Fig. 4. Binding interfaces between NLGN3 and PTPδ.

a–c Close-up views of the NLGN3 α/β-hydrolase-fold core/PTPδ Ig1 interface (a), NLGN3 α/β-hydrolase-fold core/PTPδ Ig2 interface (b), and NLGN3 ECD C-terminal/PTPδ Ig2 interface (c). The coloring scheme is the same as that in Fig. 3b. d–f Close-up views of the NLGN3/PTPδ Ig3 interface (d), NLGN1/NRXN1β (PDB 3B3Q) interface (e), and NLGN4/NRXN1β (PDB 2WQZ) interface (f). The coloring scheme is the same as that in (a), except that (putative) NRXN/PTPδ-interacting residues (Asp362, Glu372, and Asn375) and NRXN-interacting loop (His279, Ser280, and Glu281) of NLGN3 are yellow and brown, respectively. The bound calcium ion is shown as a gray sphere. The NRXN-interacting residues of NLGN1 (Asp387, Glu397, and Asn400) and NLGN4 (Asp351, Glu361, and Asn364) are yellow.

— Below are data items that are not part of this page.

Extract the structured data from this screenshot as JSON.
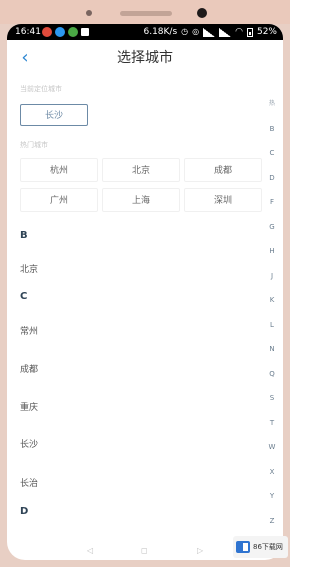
{
  "status_bar": {
    "time": "16:41",
    "speed": "6.18K/s",
    "battery": "52%"
  },
  "header": {
    "title": "选择城市"
  },
  "location": {
    "label": "当前定位城市",
    "city": "长沙"
  },
  "hot": {
    "label": "热门城市",
    "cities": [
      "杭州",
      "北京",
      "成都",
      "广州",
      "上海",
      "深圳"
    ]
  },
  "groups": [
    {
      "letter": "B",
      "cities": [
        "北京"
      ]
    },
    {
      "letter": "C",
      "cities": [
        "常州",
        "成都",
        "重庆",
        "长沙",
        "长治"
      ]
    },
    {
      "letter": "D",
      "cities": []
    }
  ],
  "index_bar": [
    "热",
    "B",
    "C",
    "D",
    "F",
    "G",
    "H",
    "J",
    "K",
    "L",
    "N",
    "Q",
    "S",
    "T",
    "W",
    "X",
    "Y",
    "Z"
  ],
  "navkeys": [
    "◁",
    "◻",
    "▷"
  ],
  "watermark": "86下载网"
}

Tyr295, Ser296, and Glu297 of NLGN1, and Tyr268, Ser269, and Glu270 of NLGN4, which correspond to the NRXN-interacting loop of NLGN3, are brown. g NRXN1β or PTPδA3B^– bound wild-type NLGN3, NLGN3-HSE/AAA, NLGN3-MF/IS, NLGN3-MF/AA, and NLGN3-DEN/AAA mutants with His₆ tag were resolved by SDS-PAGE and blotted with anti-His antibody (top). The pulldown efficiency of wild-type or mutated NLGN3 was quantified (bottom; n = 3 experiments). Data are mean ± s.e.m. ***p < 0.001, Tukey’s test. See Supplementary Table 4 for exact p values.